Now, tell me, what are the chances of that? I am in central France and just happen to wander into a Cameroonian bar to sit and drink Dutch beer and share African snacks whilst watching his national celebration on Cameroonian satellite TV with a Cameroonian guy and conversing in a language I barely speak. It was, shall we say, slightly odd but as several dear friends are never done saying to me, “It could only happen to you, Fergy” (hence the title of this piece) and I am actually beginning to believe it. I don’t set out to do so but “things” just seem to happen to me. Fortunately, the huge majority of them are overwhelmingly positive and I had a great time. It was just another “road story” and I will never tire of them.
Well, all that was great and I eventually dragged myself away, a very happy planxty, I just cannot get enough of that kind of situation. All this by itself would have been wonderful but the day was not nearly over yet and plenty more experiences to come.
By this time I had my serious beer head on (frankly, that does not take much to do) and so I wandered not too far to another obviously hipster bar where I had a quick one as it was a bit trendy and not really Fergy country.
In the interests of fair reporting, the beer was excellent.
Off again then and I stumbled on La Savane, one street away from the hostel which was a bonus had things got out of hand and at least there was a bit of a clue here in the signage that it was an African establishment (the image was taken much later on).
Well, I was on that kind of run that afternoon and straight in I went. Much as I love travelling, for some reason I have never had any desire to visit sub-Saharan Africa, much as that region undoubtedly has to offer but I am always up for new experinces and after my unplanned Cameroonian excursion earlier it seemed like a Hell of a plan.
A cosy little bar with a charming lady behind the “jump” who looked initially a bit surprised and then beamed a huge smile at me with a cheery, “Bonjour, Monsieur”. I wasn’t even going to bother trying English at this point, indeed why should I have the arrogance to think that the whole world speaks it, so a beer called for in French and quickly and cheerfully supplied. I took a seat to take in the surroundings. I find it is rarely a good idea to just launch into conversations as a stranger in what is obviously a locals bar as people get suspicious so I kept my own counsel until I sussed the place.
There was no TV here but the entertainment was what I call “palm wine” music with that wonderful guitar sound that I really wish I could play but never will as I am not good enough. I shall speak more about this place in future entries here as I spent rather a lot of time there, I did rather like it. From the map as shown in the image and the conversation, I gathered that it was owned and run by people from the Central African Republic.
After perhaps one or two too many beers I wended my merry way home to the hostel which must have taken all of about three minutes and undoubtedly had another couple as I just cannot resist an open bar. Yes, I’m a drunk.

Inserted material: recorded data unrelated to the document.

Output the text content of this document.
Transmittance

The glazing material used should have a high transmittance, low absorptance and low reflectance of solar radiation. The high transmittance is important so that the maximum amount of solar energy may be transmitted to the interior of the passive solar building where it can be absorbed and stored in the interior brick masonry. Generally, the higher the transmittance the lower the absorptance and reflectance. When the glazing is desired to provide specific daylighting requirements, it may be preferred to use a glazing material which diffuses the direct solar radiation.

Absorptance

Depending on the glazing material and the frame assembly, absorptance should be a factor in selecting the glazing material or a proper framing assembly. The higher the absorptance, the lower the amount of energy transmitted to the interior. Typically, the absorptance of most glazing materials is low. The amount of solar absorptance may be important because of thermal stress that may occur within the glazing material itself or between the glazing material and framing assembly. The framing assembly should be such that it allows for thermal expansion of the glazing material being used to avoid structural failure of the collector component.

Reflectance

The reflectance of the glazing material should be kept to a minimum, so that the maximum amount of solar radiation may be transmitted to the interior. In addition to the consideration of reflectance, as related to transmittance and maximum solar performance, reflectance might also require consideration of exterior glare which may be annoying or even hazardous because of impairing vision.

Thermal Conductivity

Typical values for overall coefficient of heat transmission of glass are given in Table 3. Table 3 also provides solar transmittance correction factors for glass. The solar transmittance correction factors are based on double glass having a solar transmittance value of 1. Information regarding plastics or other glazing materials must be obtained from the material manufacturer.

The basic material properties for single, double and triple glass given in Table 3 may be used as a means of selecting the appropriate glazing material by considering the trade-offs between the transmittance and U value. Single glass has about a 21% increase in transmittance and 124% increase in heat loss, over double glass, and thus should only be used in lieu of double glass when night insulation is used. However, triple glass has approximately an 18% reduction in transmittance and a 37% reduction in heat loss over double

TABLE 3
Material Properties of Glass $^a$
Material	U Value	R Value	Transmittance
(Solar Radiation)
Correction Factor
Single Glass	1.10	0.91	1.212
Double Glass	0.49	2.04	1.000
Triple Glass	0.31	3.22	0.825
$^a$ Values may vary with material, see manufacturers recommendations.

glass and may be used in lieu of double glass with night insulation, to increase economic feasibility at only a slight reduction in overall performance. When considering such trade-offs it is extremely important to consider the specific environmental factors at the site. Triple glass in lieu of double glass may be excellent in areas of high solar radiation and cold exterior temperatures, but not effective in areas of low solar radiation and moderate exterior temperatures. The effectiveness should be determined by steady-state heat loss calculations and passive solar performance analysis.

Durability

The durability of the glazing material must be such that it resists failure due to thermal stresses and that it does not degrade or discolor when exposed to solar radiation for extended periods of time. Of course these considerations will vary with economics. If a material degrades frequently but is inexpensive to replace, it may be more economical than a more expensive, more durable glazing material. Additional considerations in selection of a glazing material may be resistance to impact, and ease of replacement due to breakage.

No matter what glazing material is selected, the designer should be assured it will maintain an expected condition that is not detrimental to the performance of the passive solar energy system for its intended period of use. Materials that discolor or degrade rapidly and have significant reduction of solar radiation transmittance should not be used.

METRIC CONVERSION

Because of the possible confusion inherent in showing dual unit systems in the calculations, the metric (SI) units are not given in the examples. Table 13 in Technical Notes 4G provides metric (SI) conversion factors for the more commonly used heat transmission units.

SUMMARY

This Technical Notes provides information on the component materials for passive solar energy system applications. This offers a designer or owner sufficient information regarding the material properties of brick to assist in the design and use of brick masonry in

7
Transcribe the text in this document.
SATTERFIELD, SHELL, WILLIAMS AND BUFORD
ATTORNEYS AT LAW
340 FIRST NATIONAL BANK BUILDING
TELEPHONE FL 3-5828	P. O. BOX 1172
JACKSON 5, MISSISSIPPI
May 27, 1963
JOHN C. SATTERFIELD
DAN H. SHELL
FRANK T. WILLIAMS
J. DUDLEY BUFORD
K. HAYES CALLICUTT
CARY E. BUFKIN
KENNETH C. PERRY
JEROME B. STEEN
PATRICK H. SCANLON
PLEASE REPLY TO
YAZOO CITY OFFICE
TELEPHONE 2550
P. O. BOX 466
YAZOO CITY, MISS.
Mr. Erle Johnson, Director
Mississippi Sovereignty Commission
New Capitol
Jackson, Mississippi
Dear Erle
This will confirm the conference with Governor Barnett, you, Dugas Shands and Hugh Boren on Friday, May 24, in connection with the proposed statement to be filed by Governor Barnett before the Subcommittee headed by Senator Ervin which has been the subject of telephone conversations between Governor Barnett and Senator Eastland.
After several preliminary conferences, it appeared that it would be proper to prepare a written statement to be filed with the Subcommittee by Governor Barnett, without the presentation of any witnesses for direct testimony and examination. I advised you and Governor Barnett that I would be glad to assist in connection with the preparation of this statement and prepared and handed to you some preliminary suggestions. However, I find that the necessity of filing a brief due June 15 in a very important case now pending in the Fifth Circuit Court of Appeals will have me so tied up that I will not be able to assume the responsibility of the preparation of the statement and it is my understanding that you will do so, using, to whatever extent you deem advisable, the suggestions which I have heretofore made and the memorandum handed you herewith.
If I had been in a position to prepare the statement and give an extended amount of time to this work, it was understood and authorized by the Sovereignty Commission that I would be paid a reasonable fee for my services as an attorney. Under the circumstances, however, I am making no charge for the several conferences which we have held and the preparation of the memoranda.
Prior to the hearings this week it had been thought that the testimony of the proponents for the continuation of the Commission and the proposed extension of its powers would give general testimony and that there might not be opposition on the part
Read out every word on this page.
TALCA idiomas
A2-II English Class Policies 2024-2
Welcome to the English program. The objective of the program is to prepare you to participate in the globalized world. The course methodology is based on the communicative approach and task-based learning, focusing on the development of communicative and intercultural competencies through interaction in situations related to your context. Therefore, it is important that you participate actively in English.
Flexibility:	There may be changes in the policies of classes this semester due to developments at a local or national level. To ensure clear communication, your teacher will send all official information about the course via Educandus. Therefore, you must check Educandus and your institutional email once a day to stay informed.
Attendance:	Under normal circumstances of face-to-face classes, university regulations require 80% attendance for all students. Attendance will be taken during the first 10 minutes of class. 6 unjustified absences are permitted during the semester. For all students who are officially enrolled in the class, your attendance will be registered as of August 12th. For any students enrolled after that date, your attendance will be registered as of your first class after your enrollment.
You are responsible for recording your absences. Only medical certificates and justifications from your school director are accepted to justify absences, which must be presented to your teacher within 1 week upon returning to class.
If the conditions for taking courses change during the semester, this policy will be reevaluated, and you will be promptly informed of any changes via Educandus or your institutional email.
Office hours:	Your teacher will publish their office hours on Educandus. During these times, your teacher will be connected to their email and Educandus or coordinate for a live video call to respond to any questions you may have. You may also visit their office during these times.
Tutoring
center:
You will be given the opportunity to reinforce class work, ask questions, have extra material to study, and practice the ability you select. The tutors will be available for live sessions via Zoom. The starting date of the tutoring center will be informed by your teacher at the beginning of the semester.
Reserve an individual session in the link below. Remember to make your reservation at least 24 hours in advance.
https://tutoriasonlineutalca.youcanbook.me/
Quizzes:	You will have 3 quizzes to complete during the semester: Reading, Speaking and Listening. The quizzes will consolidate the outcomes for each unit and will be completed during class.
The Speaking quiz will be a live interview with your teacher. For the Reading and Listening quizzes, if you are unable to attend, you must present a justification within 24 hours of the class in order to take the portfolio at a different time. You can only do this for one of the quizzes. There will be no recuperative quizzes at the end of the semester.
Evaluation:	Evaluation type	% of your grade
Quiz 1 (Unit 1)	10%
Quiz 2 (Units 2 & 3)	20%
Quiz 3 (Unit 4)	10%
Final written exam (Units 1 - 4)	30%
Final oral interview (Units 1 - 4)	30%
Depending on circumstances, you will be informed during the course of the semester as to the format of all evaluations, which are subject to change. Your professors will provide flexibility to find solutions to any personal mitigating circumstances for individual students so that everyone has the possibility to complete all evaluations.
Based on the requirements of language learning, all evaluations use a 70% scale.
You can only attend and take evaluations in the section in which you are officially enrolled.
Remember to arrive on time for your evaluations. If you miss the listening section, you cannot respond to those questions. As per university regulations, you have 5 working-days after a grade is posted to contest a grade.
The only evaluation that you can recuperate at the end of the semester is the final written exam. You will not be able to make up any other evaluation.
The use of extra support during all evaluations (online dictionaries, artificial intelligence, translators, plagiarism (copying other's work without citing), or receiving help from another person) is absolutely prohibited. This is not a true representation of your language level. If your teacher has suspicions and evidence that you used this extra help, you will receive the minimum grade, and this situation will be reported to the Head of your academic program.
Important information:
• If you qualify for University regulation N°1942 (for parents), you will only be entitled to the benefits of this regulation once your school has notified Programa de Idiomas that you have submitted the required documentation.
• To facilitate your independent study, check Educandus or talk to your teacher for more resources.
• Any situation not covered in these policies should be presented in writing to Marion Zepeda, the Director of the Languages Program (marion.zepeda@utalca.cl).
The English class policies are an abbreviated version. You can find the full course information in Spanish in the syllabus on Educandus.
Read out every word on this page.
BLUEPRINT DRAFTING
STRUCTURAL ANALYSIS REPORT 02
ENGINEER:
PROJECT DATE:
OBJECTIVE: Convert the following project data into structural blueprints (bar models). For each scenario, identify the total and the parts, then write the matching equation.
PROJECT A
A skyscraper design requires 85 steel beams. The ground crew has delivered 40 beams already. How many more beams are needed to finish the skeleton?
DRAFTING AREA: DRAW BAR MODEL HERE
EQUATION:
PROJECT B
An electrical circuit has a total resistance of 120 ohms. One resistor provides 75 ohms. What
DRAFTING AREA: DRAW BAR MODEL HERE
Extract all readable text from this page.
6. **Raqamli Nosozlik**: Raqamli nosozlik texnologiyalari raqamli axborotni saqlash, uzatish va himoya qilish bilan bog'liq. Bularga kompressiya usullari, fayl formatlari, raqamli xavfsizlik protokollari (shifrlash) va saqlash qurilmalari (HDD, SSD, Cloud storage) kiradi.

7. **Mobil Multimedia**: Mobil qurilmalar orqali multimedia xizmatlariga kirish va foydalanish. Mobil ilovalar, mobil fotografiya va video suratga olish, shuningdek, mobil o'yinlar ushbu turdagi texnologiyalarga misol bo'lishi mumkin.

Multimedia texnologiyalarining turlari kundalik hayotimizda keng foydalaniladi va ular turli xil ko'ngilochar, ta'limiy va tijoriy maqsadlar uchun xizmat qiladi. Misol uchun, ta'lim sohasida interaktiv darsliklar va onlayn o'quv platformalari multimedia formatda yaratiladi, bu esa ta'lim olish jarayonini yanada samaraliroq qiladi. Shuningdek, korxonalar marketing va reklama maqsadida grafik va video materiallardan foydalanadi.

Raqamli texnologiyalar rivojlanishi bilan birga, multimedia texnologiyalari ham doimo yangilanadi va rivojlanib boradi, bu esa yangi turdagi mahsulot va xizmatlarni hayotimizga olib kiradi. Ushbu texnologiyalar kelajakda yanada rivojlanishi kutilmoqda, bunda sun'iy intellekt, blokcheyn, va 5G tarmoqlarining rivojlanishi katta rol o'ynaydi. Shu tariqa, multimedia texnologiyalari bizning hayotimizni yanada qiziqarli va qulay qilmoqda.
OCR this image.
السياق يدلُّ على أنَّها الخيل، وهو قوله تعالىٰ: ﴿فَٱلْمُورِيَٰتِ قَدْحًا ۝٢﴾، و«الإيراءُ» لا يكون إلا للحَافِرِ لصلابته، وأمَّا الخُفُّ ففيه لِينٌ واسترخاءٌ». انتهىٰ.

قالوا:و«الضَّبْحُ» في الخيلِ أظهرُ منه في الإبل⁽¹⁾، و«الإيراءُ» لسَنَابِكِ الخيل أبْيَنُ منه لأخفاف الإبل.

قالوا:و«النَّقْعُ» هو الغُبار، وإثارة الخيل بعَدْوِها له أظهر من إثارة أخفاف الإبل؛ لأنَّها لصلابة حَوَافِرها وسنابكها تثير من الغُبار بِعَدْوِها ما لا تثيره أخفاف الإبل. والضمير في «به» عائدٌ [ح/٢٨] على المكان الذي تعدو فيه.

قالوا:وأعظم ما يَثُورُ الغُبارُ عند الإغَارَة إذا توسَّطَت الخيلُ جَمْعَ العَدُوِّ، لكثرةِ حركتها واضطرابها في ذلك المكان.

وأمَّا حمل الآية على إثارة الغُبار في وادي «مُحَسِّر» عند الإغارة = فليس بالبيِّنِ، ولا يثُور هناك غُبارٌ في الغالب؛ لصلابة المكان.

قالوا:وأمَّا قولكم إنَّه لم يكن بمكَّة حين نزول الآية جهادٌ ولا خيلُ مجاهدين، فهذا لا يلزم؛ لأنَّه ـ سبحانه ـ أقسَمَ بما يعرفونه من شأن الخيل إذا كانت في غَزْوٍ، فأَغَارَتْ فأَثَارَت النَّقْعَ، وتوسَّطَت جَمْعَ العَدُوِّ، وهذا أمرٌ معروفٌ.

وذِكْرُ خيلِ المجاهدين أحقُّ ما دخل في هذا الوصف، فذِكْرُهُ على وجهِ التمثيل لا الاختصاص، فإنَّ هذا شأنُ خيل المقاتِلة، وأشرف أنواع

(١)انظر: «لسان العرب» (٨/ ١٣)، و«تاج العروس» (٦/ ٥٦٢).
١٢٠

This day was interesting for me although probably not for the reader who does not want to hear about my beer drinking exploits. At no point that day would I have been more than 500 yards from my bed and it reaffirmed to me that you don’t have to move too far to discover things. I learned things that I never knew before like a potted history of Cameroon, a country I knew little of except for their footballing adventures. I was getting happier by the day and that was the plan. OK, the plan was originally for four days in the Netherlands but who cares?